The room being treated is closed off with a door cover. For hotels with just a few stories, the air is heated outside of the hotel by propane heaters and then pumped into the room through the door or window. For hotels with more stories, electric heaters are used within the room. Fans keep the air moving inside the room and sensors make sure the temperature level remains consistent. After a one-hour setup time, the process is started. The temperature is held at 130 degrees for four hours. After an hour of teardown time, the room can be put back together, cleaned and sold that night.

“Dry air is crucial,” Barich says. “The dryer the air, the faster the kill. You want to remove the moisture because you get to the eggs faster. It kills dust mites and all other insects as well.”

Barich recommends treating not only the affected room but also adjoining rooms. He says his company has never had to return to a property to redo a room.

California Hotelier Likes the Heat

After a guest complained of bedbugs at one California hotel, the general manager hired Cencal Thermal Treatment to take care of the problem.

“Traditionally, we would have had to put the room out of order for two weeks and replace everything in the room,” he says. “However, with this treatment we did not have to do that.

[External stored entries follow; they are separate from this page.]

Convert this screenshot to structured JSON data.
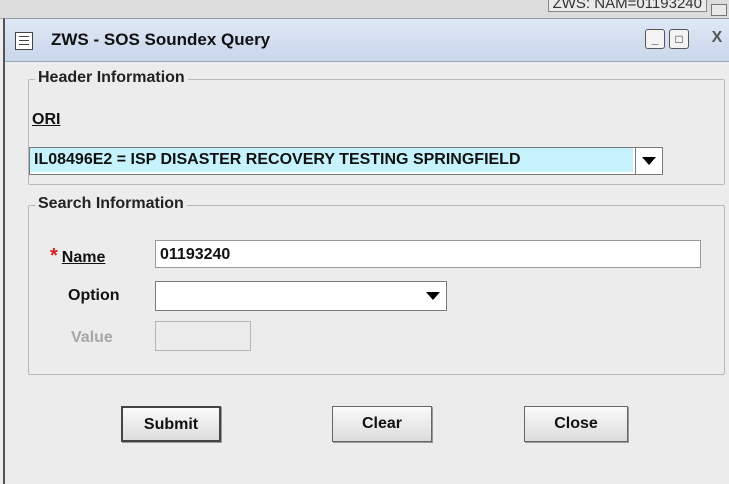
{
  "background_window": {
    "title": "ZWS: NAM=01193240"
  },
  "window": {
    "title": "ZWS - SOS Soundex Query",
    "controls": {
      "minimize": "_",
      "maximize": "□",
      "close": "X"
    }
  },
  "header_info": {
    "title": "Header Information",
    "ori_label": "ORI",
    "ori_value": "IL08496E2 = ISP DISASTER RECOVERY TESTING    SPRINGFIELD"
  },
  "search_info": {
    "title": "Search Information",
    "name_required_mark": "*",
    "name_label": "Name",
    "name_value": "01193240",
    "option_label": "Option",
    "option_value": "",
    "value_label": "Value",
    "value_value": ""
  },
  "buttons": {
    "submit": "Submit",
    "clear": "Clear",
    "close": "Close"
  },
  "colors": {
    "ori_highlight": "#c6f3fb",
    "required": "#d32020"
  }
}
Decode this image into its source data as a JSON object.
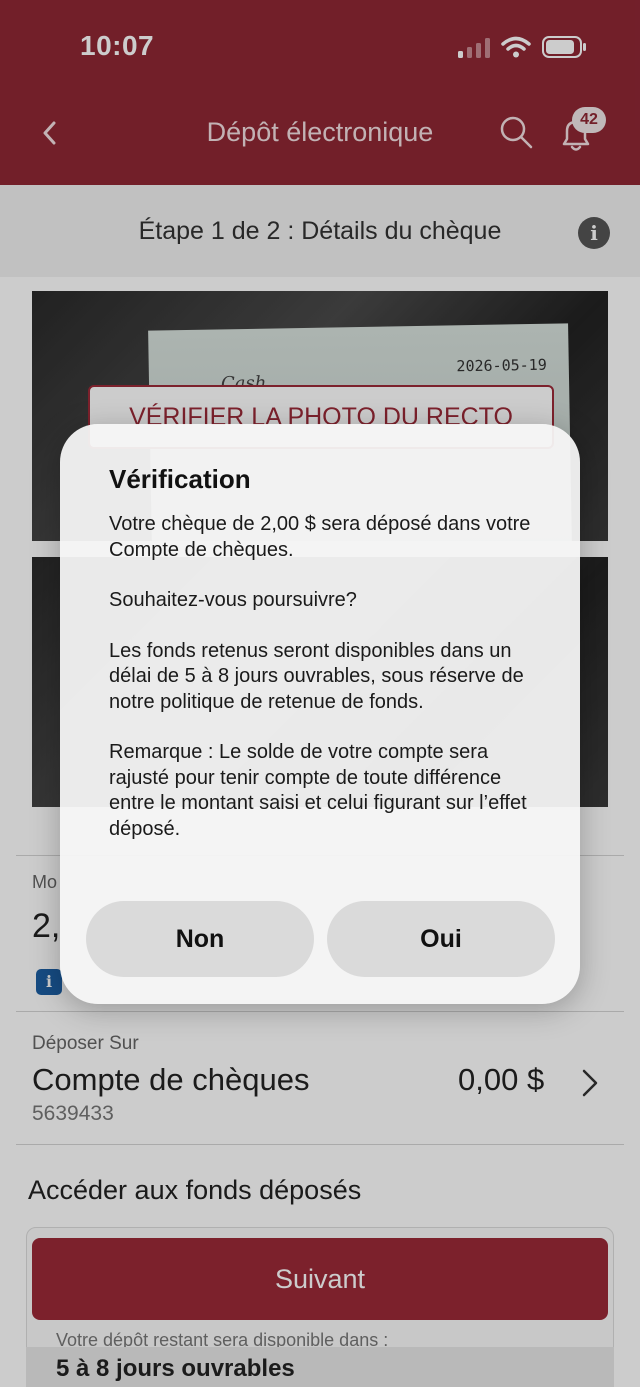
{
  "status_bar": {
    "time": "10:07"
  },
  "nav": {
    "title": "Dépôt électronique",
    "notification_count": "42"
  },
  "step": {
    "title": "Étape 1 de 2 : Détails du chèque"
  },
  "photos": {
    "front_button": "VÉRIFIER LA PHOTO DU RECTO",
    "cheque_date": "2026-05-19",
    "cheque_payee": "Cash"
  },
  "amount": {
    "label": "Mo",
    "value": "2,"
  },
  "deposit": {
    "label": "Déposer Sur",
    "account_name": "Compte de chèques",
    "account_number": "5639433",
    "balance": "0,00 $"
  },
  "funds": {
    "title": "Accéder aux fonds déposés",
    "next_button": "Suivant",
    "remaining_label": "Votre dépôt restant sera disponible dans :",
    "remaining_value": "5 à 8 jours ouvrables"
  },
  "dialog": {
    "title": "Vérification",
    "paragraphs": [
      "Votre chèque de 2,00 $ sera déposé dans votre Compte de chèques.",
      "Souhaitez-vous poursuivre?",
      "Les fonds retenus seront disponibles dans un délai de 5 à 8 jours ouvrables, sous réserve de notre politique de retenue de fonds.",
      "Remarque : Le solde de votre compte sera rajusté pour tenir compte de toute différence entre le montant saisi et celui figurant sur l’effet déposé."
    ],
    "no_button": "Non",
    "yes_button": "Oui"
  },
  "colors": {
    "brand": "#8f2734",
    "button": "#9c2a38",
    "info_blue": "#1c5ea3"
  },
  "icons": [
    "back-arrow-icon",
    "search-icon",
    "bell-icon",
    "info-icon",
    "chevron-right-icon",
    "signal-icon",
    "wifi-icon",
    "battery-icon"
  ]
}
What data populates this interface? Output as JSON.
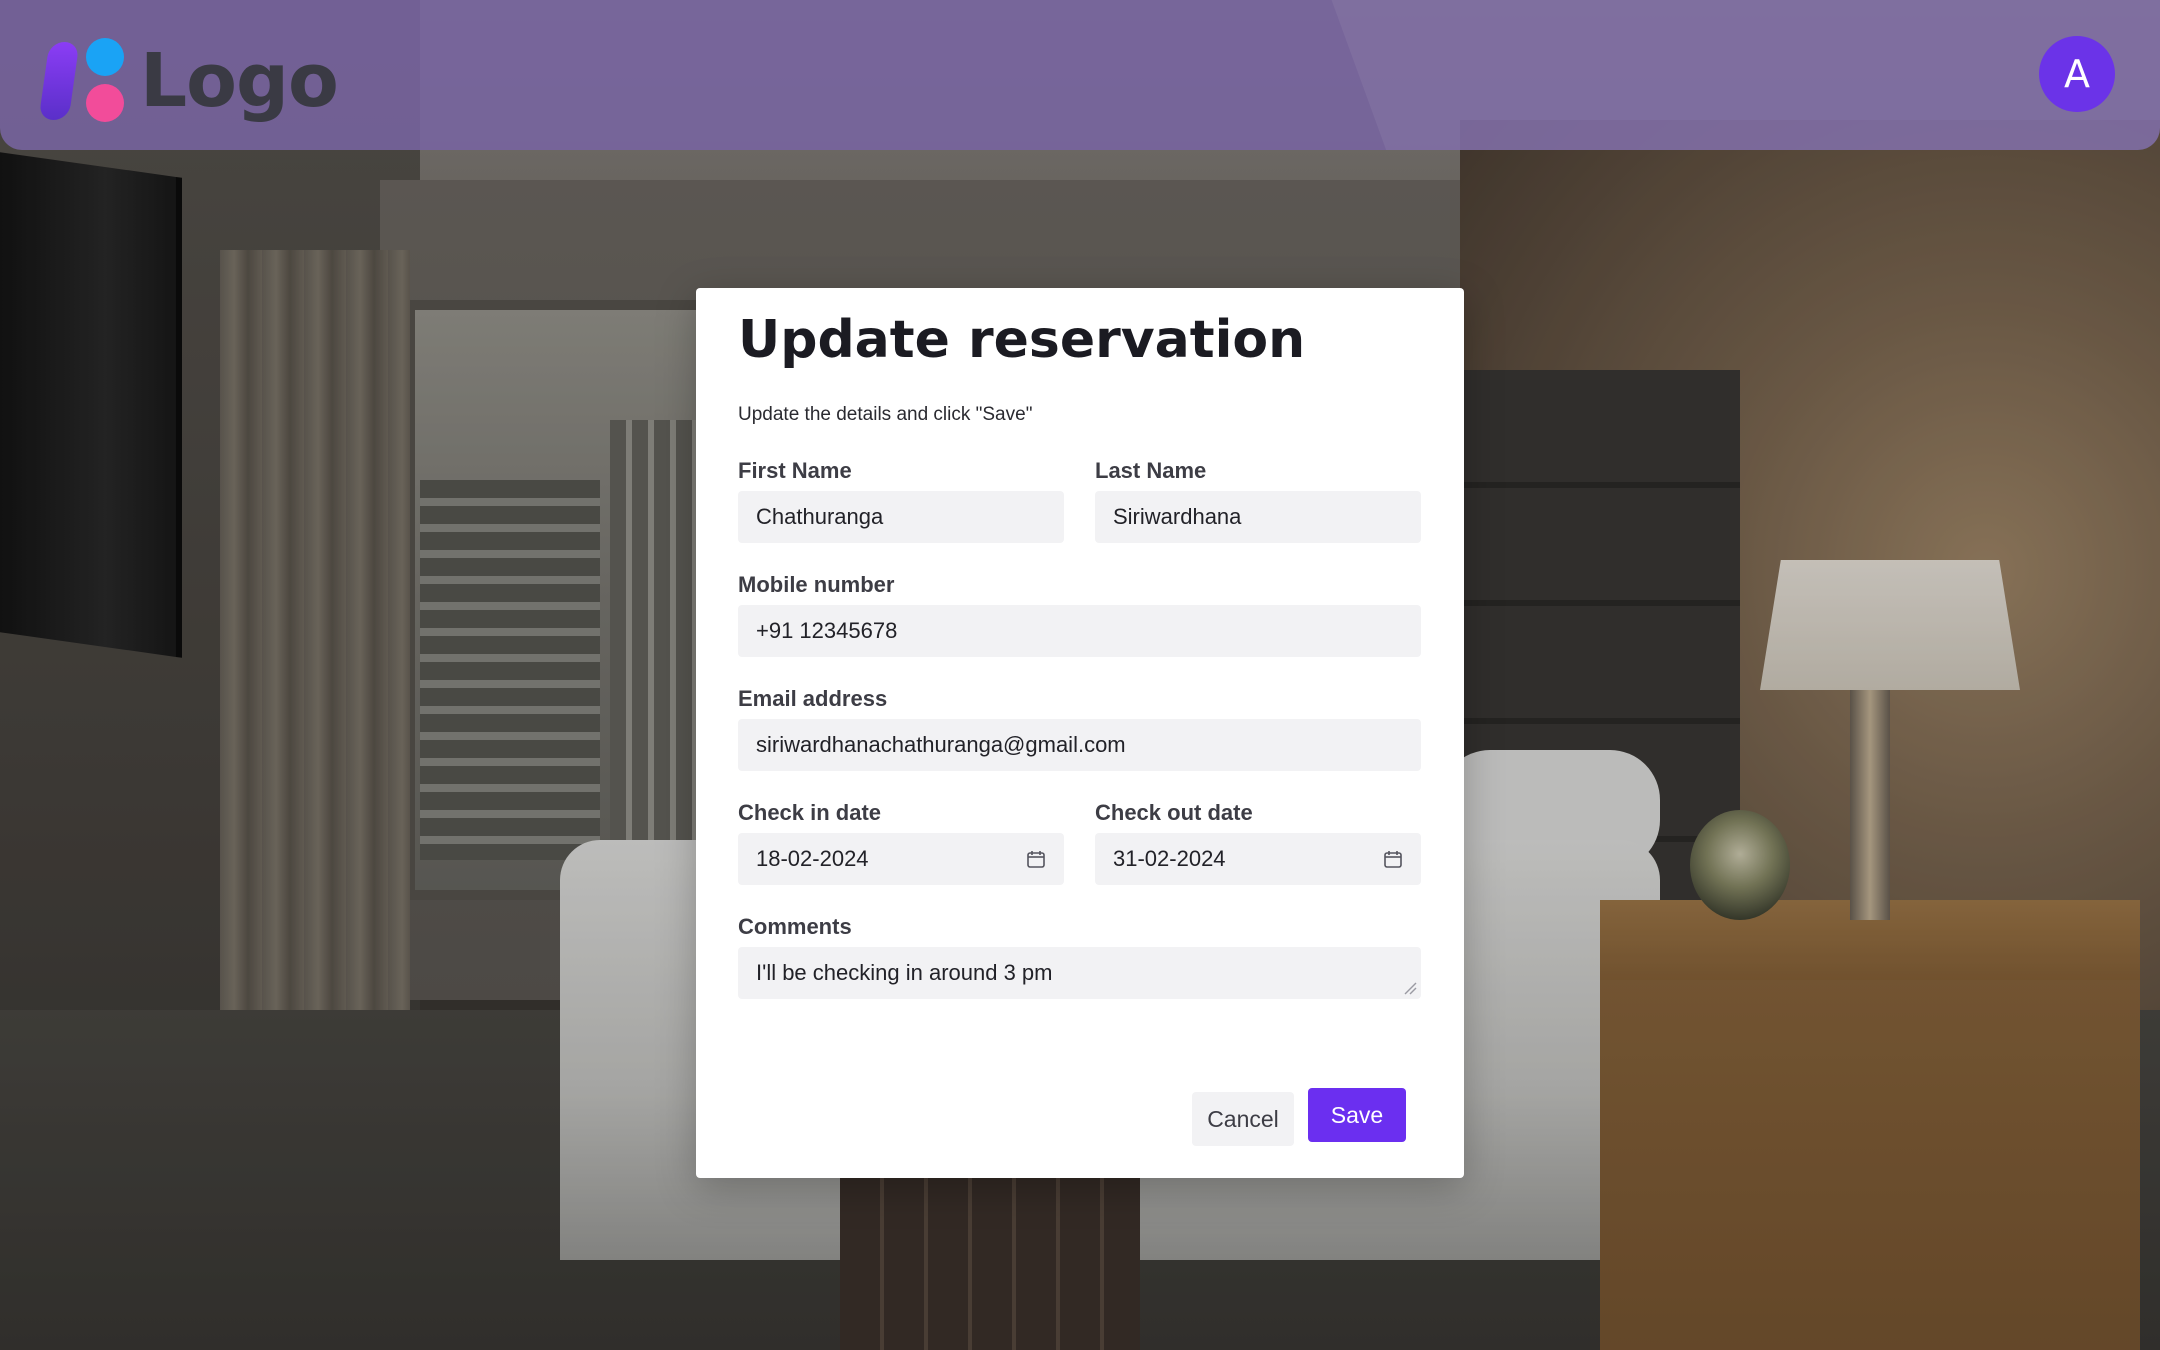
{
  "header": {
    "logo_text": "Logo",
    "avatar_initial": "A"
  },
  "modal": {
    "title": "Update reservation",
    "subtitle": "Update the details and click \"Save\"",
    "fields": {
      "first_name": {
        "label": "First Name",
        "value": "Chathuranga"
      },
      "last_name": {
        "label": "Last Name",
        "value": "Siriwardhana"
      },
      "mobile": {
        "label": "Mobile number",
        "value": "+91 12345678"
      },
      "email": {
        "label": "Email address",
        "value": "siriwardhanachathuranga@gmail.com"
      },
      "check_in": {
        "label": "Check in date",
        "value": "18-02-2024"
      },
      "check_out": {
        "label": "Check out date",
        "value": "31-02-2024"
      },
      "comments": {
        "label": "Comments",
        "value": "I'll be checking in around 3 pm"
      }
    },
    "buttons": {
      "cancel": "Cancel",
      "save": "Save"
    }
  },
  "colors": {
    "header_bg": "#7864a0",
    "accent": "#6b2ff0",
    "avatar_bg": "#6b33e8",
    "input_bg": "#f2f2f4"
  },
  "icons": {
    "calendar": "calendar-icon",
    "resize": "resize-handle-icon"
  }
}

It was a same day process and we were able to sell the room that night. We have not had a bedbug problem since.”

“Heat is the safest, most effective, environmentally friendly bedbug service there is,” Barich says. “It is a fast treatment with very little productivity loss and no liabilities.”

Like Cencal Thermal Treatment, Natureplex LLC, Memphis, Tenn., offers a nontoxic bedbug killing solution. Its bio-pesticide called Natureplex Sleep Tight kills bedbugs naturally. The product is made from ingredients from organic materials including cinnamon oil and lemon grass.

“It kills bedbugs and repels them,” says Victor Santos, president of Natureplex. “It is the cinnamon oil that causes the product to work so well. It erodes the outer layer of the insect’s protective shell and exposes it to the elements, killing it.”

Santos says the product not only repels and kills the bugs, it also deodorizes the room and makes it smell fresh. In bulk gallon containers, Natureplex sells its product under the name of Cimex-EX.

No matter what system is implemented, Barich says preventive maintenance should keep any bedbug infestation in check.

“Set up a maintenance schedule to make sure you don’t have those issues,” he emphasizes.